Сдав экзамен на бакалавра, мы потеряли друг друга из вида.
– Ты что тут делаешь? – воскликнул я.
Он ответил, улыбаясь:
– Я колонист.
– Вот как? Насаждаешь?
– И снимаю урожай.
– Чего?
– Винограда, из которого делаю вино.
– Успешно?
– Да, очень успешно.
– Тем лучше, старина.
– Ты направлялся в отель?
– Ну да, конечно.
– Пойдешь ко мне.
– Но…
– Без разговоров…
И он сказал негритенку, следившему за каждым нашим движением:
– Ко мне домой, Али.
Али ответил:
– Та, муси.
И, взвалив на плечи чемодан, он бросился бежать, вздымая пыль своими черными пятками.
Тремулен взял меня под руку и повел. Тут же он стал расспрашивать меня о путешествии, о вынесенных мною впечатлениях и при виде моего энтузиазма, казалось, полюбил меня еще больше.
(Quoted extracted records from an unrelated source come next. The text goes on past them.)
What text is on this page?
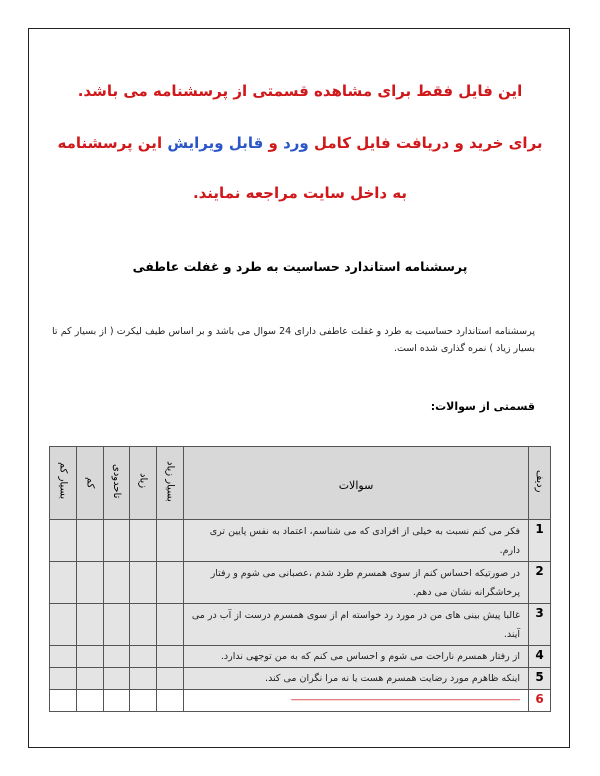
این فایل فقط برای مشاهده قسمتی از پرسشنامه می باشد.
برای خرید و دریافت فایل کامل ورد و قابل ویرایش این پرسشنامه
به داخل سایت مراجعه نمایند.
پرسشنامه استاندارد حساسیت به طرد و غفلت عاطفی
پرسشنامه استاندارد حساسیت به طرد و غفلت عاطفی دارای 24 سوال می باشد و بر اساس طیف لیکرت ( از بسیار کم تا بسیار زیاد ) نمره گذاری شده است.
قسمتی از سوالات:
ردیف	سوالات	بسیار زیاد	زیاد	تاحدودی	کم	بسیار کم
1	فکر می کنم نسبت به خیلی از افرادی که می شناسم، اعتماد به نفس پایین تری دارم.					
2	در صورتیکه احساس کنم از سوی همسرم طرد شدم ،عصبانی می شوم و رفتار پرخاشگرانه نشان می دهم.					
3	غالبا پیش بینی های من در مورد رد خواسته ام از سوی همسرم درست از آب در می آیند.					
4	از رفتار همسرم ناراحت می شوم و احساس می کنم که به من توجهی ندارد.					
5	اینکه ظاهرم مورد رضایت همسرم هست یا نه مرا نگران می کند.					
6	------------------------------------------------------------------------------------------------------					
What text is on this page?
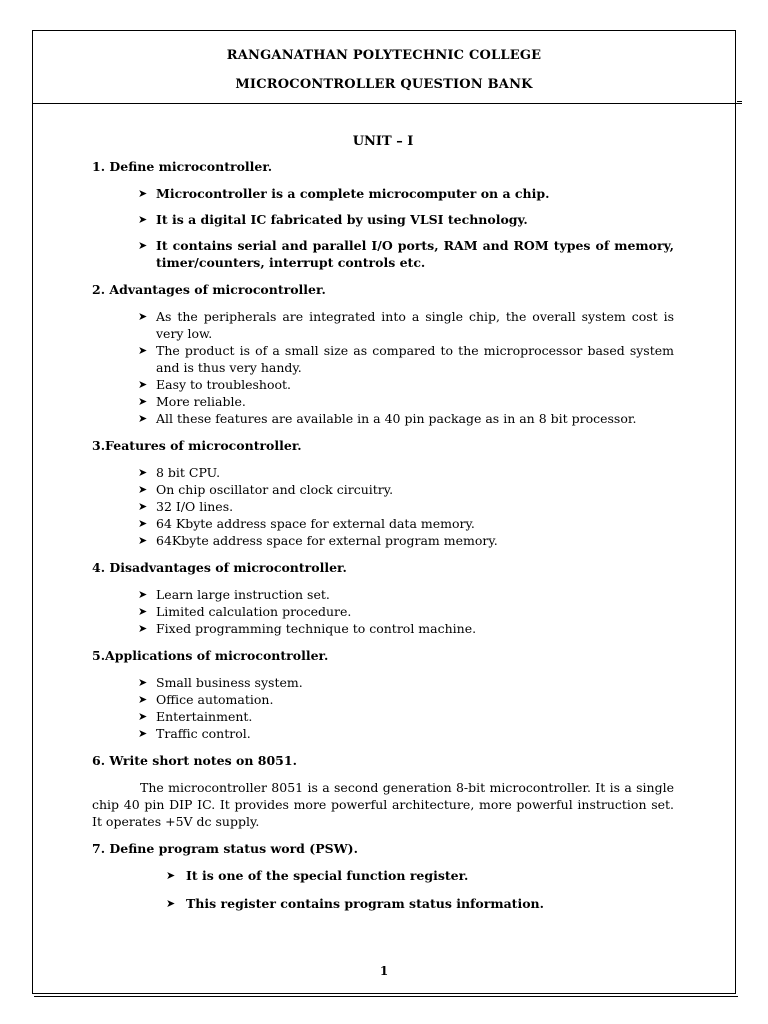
RANGANATHAN POLYTECHNIC COLLEGE
MICROCONTROLLER QUESTION BANK
UNIT – I
1. Define microcontroller.
➤ Microcontroller is a complete microcomputer on a chip.
➤ It is a digital IC fabricated by using VLSI technology.
➤ It contains serial and parallel I/O ports, RAM and ROM types of memory, timer/counters, interrupt controls etc.
2. Advantages of microcontroller.
➤ As the peripherals are integrated into a single chip, the overall system cost is very low.
➤ The product is of a small size as compared to the microprocessor based system and is thus very handy.
➤ Easy to troubleshoot.
➤ More reliable.
➤ All these features are available in a 40 pin package as in an 8 bit processor.
3.Features of microcontroller.
➤ 8 bit CPU.
➤ On chip oscillator and clock circuitry.
➤ 32 I/O lines.
➤ 64 Kbyte address space for external data memory.
➤ 64Kbyte address space for external program memory.
4. Disadvantages of microcontroller.
➤ Learn large instruction set.
➤ Limited calculation procedure.
➤ Fixed programming technique to control machine.
5.Applications of microcontroller.
➤ Small business system.
➤ Office automation.
➤ Entertainment.
➤ Traffic control.
6. Write short notes on 8051.

The microcontroller 8051 is a second generation 8-bit microcontroller. It is a single chip 40 pin DIP IC. It provides more powerful architecture, more powerful instruction set. It operates +5V dc supply.

7. Define program status word (PSW).
➤ It is one of the special function register.
➤ This register contains program status information.
1
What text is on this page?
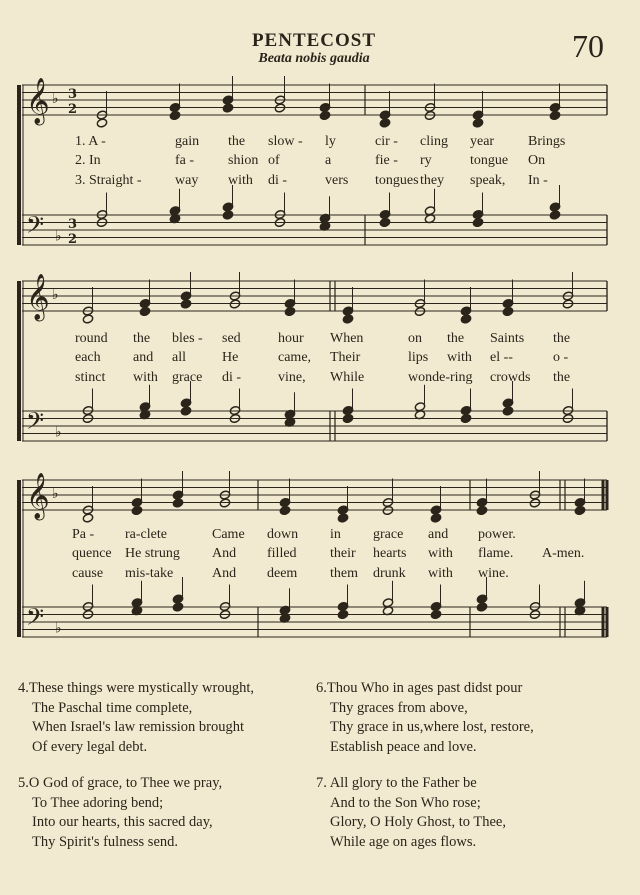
PENTECOST
Beata nobis gaudia	70
𝄞 ♭ 3
2
𝄢 ♭
3
2
𝄞 ♭
𝄢 ♭
𝄞 ♭
𝄢 ♭
1. A -	gain the slow - ly	cir - cling year Brings
2. In	fa - shion of	a	fie - ry	tongue On
3. Straight - way with di -	vers tongues they speak, In -
round the bles - sed	hour When	on the Saints the
each and all	He	came, Their	lips with el --	o -
stinct with grace di -	vine, While	wonde-ring crowds the
Pa - ra-clete	Came down in grace and power.
quence He strung And filled their hearts with flame. A-men.
cause mis-take	And deem them drunk with wine.
4.These things were mystically wrought,
The Paschal time complete,
When Israel's law remission brought
Of every legal debt.
6.Thou Who in ages past didst pour
Thy graces from above,
Thy grace in us,where lost, restore,
Establish peace and love.
5.O God of grace, to Thee we pray,
To Thee adoring bend;
Into our hearts, this sacred day,
Thy Spirit's fulness send.
7. All glory to the Father be
And to the Son Who rose;
Glory, O Holy Ghost, to Thee,
While age on ages flows.
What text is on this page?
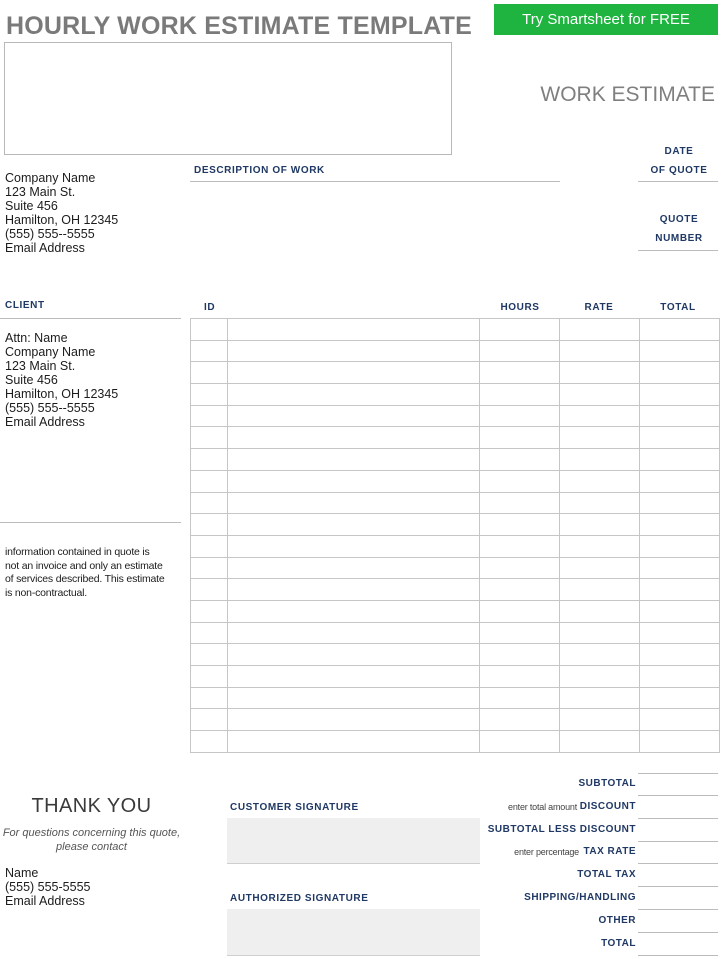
HOURLY WORK ESTIMATE TEMPLATE	Try Smartsheet for FREE
WORK ESTIMATE
DATE
OF QUOTE
QUOTE
NUMBER
DESCRIPTION OF WORK
Company Name
123 Main St.
Suite 456
Hamilton, OH 12345
(555) 555--5555
Email Address
CLIENT
Attn: Name
Company Name
123 Main St.
Suite 456
Hamilton, OH 12345
(555) 555--5555
Email Address
information contained in quote is
not an invoice and only an estimate
of services described. This estimate
is non-contractual.
ID	HOURS	RATE	TOTAL

SUBTOTAL
DISCOUNT
enter total amount
SUBTOTAL LESS DISCOUNT
TAX RATE
enter percentage
TOTAL TAX
SHIPPING/HANDLING
OTHER
TOTAL
CUSTOMER SIGNATURE
AUTHORIZED SIGNATURE
THANK YOU
For questions concerning this quote,
please contact
Name
(555) 555-5555
Email Address
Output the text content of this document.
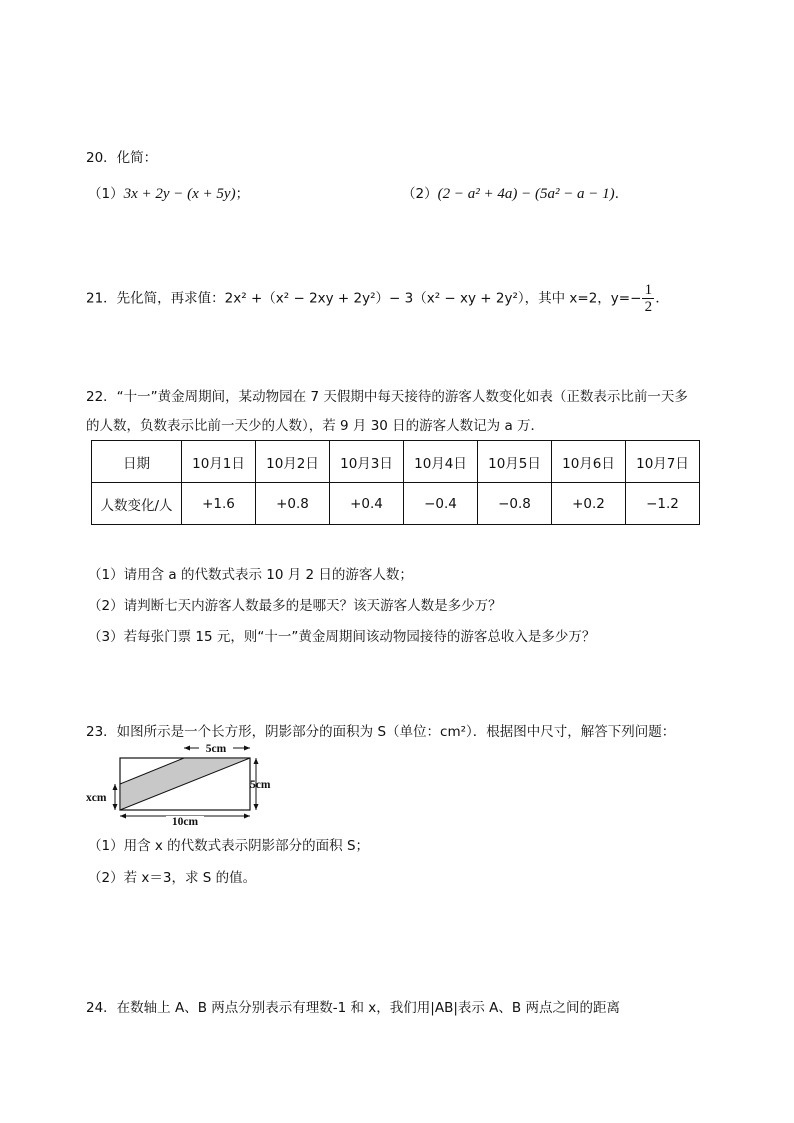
20．化简：
（1）3x + 2y − (x + 5y)；	（2）(2 − a² + 4a) − (5a² − a − 1)．
21．先化简，再求值：2x² +（x² − 2xy + 2y²）− 3（x² − xy + 2y²），其中 x=2，$y=- \frac{1}{2}$ ．
22．“十一”黄金周期间，某动物园在 7 天假期中每天接待的游客人数变化如表（正数表示比前一天多
的人数，负数表示比前一天少的人数），若 9 月 30 日的游客人数记为 a 万．
日期	10月1日	10月2日	10月3日	10月4日	10月5日	10月6日	10月7日
人数变化/人	+1.6	+0.8	+0.4	−0.4	−0.8	+0.2	−1.2
（1）请用含 a 的代数式表示 10 月 2 日的游客人数；
（2）请判断七天内游客人数最多的是哪天？该天游客人数是多少万？
（3）若每张门票 15 元，则“十一”黄金周期间该动物园接待的游客总收入是多少万？
23．如图所示是一个长方形，阴影部分的面积为 S（单位：cm²）．根据图中尺寸，解答下列问题：
5cm
5cm
xcm
10cm
（1）用含 x 的代数式表示阴影部分的面积 S；
（2）若 x＝3，求 S 的值。
24．在数轴上 A、B 两点分别表示有理数-1 和 x，我们用|AB|表示 A、B 两点之间的距离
Жилищем ему служил старый мавританский дом с внутренним двором, без окон на улицу, увенчанный большой галереей, с которой открывался вид на террасы соседних домов, на залив, и леса, и горы, и море.
Я воскликнул:
– Как мне здесь нравится! В этом доме я всей душой чувствую Восток. Бог мой, какой ты счастливец, что живешь здесь. Какие ночи проводишь ты, вероятно, на этой террасе. Ведь ты здесь ночуешь, не правда ли?
– Да, летом ночую. Мы посидим там наверху сегодня вечером. Ты любишь рыбную ловлю?